I agree, BGP is important to route the IP's, but I've been exploring this same option with a different thought. I'd like to hear what others say about this!
Here is my plan (although not implemented or tested) for Web Services.
At our main data center we have the primary DNS server and our primary web server. The remote location houses the secondary DNS server and our secondary web server. Also at that second location is "hidden" master DNS server. Your registrar name records only point to the primary and secondary, therefore, the internet knows nothing of the hidden master. Then, the hidden master contains a similar set of DNS records that point to the secondary site. Here's the trick! The secondary DNS server syncs with the primary DNS server every x minutes. If the secondary DNS server cannot communicate with the primary DNS server, it then looks at the "hidden" master DNS server and syncs the records (which is pointing at your secondary site). Then, when your data center site comes back up, the secondary tries to communicate with the true master DNS server...it can...therefore it updates its records.
That is the theory in a nutshell. I've read that this is possible, but I haven't had a chance to test it.

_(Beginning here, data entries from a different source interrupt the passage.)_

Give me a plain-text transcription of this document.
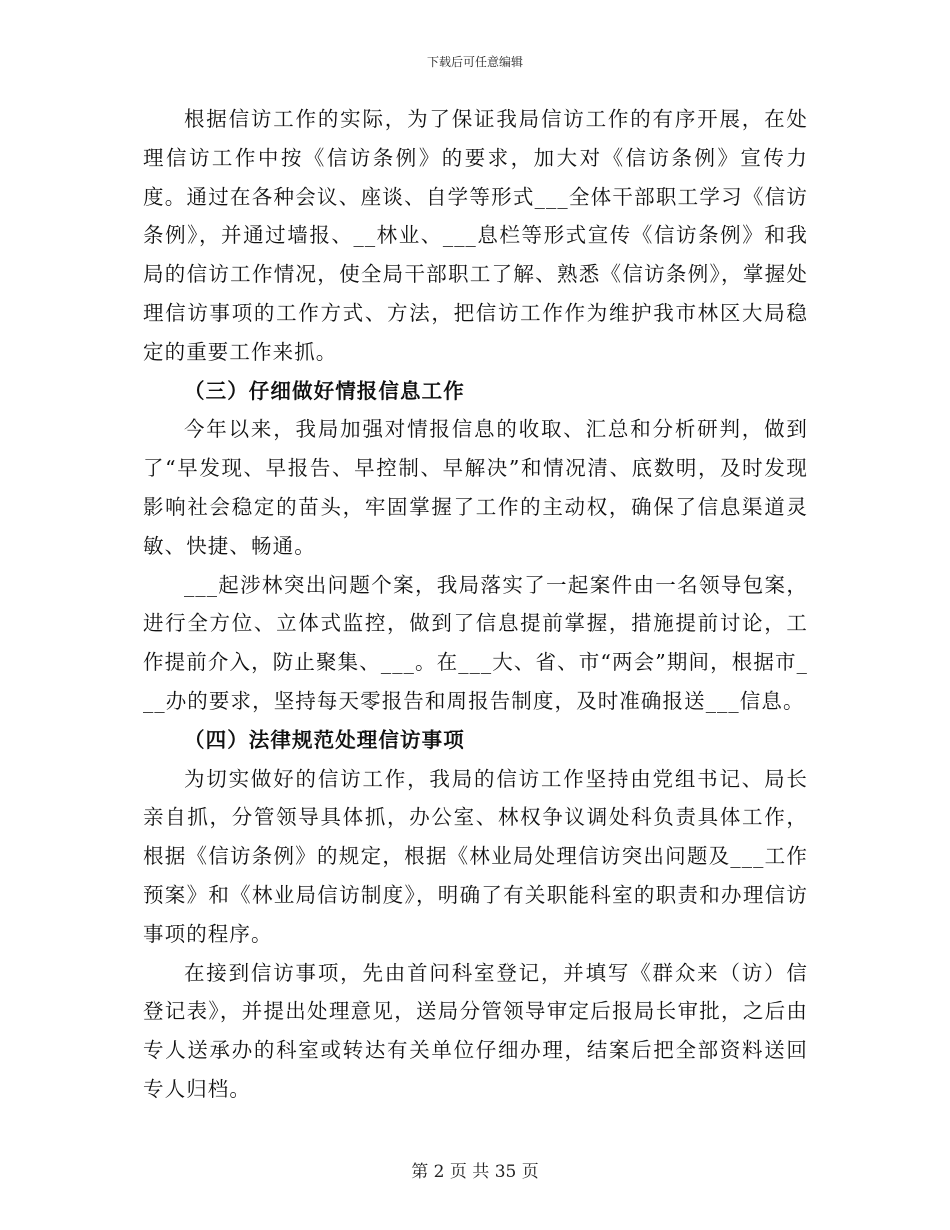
下载后可任意编辑

根据信访工作的实际，为了保证我局信访工作的有序开展，在处理信访工作中按《信访条例》的要求，加大对《信访条例》宣传力度。通过在各种会议、座谈、自学等形式___全体干部职工学习《信访条例》，并通过墙报、__林业、___息栏等形式宣传《信访条例》和我局的信访工作情况，使全局干部职工了解、熟悉《信访条例》，掌握处理信访事项的工作方式、方法，把信访工作作为维护我市林区大局稳定的重要工作来抓。

（三）仔细做好情报信息工作

今年以来，我局加强对情报信息的收取、汇总和分析研判，做到了“早发现、早报告、早控制、早解决”和情况清、底数明，及时发现影响社会稳定的苗头，牢固掌握了工作的主动权，确保了信息渠道灵敏、快捷、畅通。

___起涉林突出问题个案，我局落实了一起案件由一名领导包案，进行全方位、立体式监控，做到了信息提前掌握，措施提前讨论，工作提前介入，防止聚集、___。在___大、省、市“两会”期间，根据市___办的要求，坚持每天零报告和周报告制度，及时准确报送___信息。

（四）法律规范处理信访事项

为切实做好的信访工作，我局的信访工作坚持由党组书记、局长亲自抓，分管领导具体抓，办公室、林权争议调处科负责具体工作，根据《信访条例》的规定，根据《林业局处理信访突出问题及___工作预案》和《林业局信访制度》，明确了有关职能科室的职责和办理信访事项的程序。

在接到信访事项，先由首问科室登记，并填写《群众来（访）信登记表》，并提出处理意见，送局分管领导审定后报局长审批，之后由专人送承办的科室或转达有关单位仔细办理，结案后把全部资料送回专人归档。

第 2 页 共 35 页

What do others think about this? This is no substitution for BGP, but for those that don't run BGP or need to re-route the IP networks, this may work.
--Todd
-----Original Message----- From: centos-bounces@centos.org [mailto:centos-bounces@centos.org] On Behalf Of Bryan J. Smith Sent: Thursday, January 05, 2006 12:22 AM To: CentOS mailing list Subject: Re: [CentOS] High Availability using 2 sites
Tim Edwards tim@registriesltd.com.au wrote:
We currently have a backup site at a different location to our main site. This backup site mirrors (as closely as possible) our main services, particularly web serving. Is there a way to have the backup site act as a failover for the main site using something like Linux-HA? They are on seperate internet connections with different IP ranges.
Yes and no.
Yes in that you have a couple of options -- one common, one pretty much a hack.
The common one is to have your own autonomous system number and run BGP. That way you control your IP assignments, failover, etc... in ways that are efficient and quickly propogated.
The hack is to put routers and/or 1-to-1 NAT devices at each site, which can redirect traffic to the other site. That is less efficient and can cause some headaches.
No in the fact that there's really no "software" or "service" facility to deal with this. Round robin DNS does nothing to solve this. Name propogation is always an issue.
So it's something you can only address at the IP-level -- either by having your own, Internet-recognized autonomous system number, or redirecting IPs from each site to the other when servers/sites go down.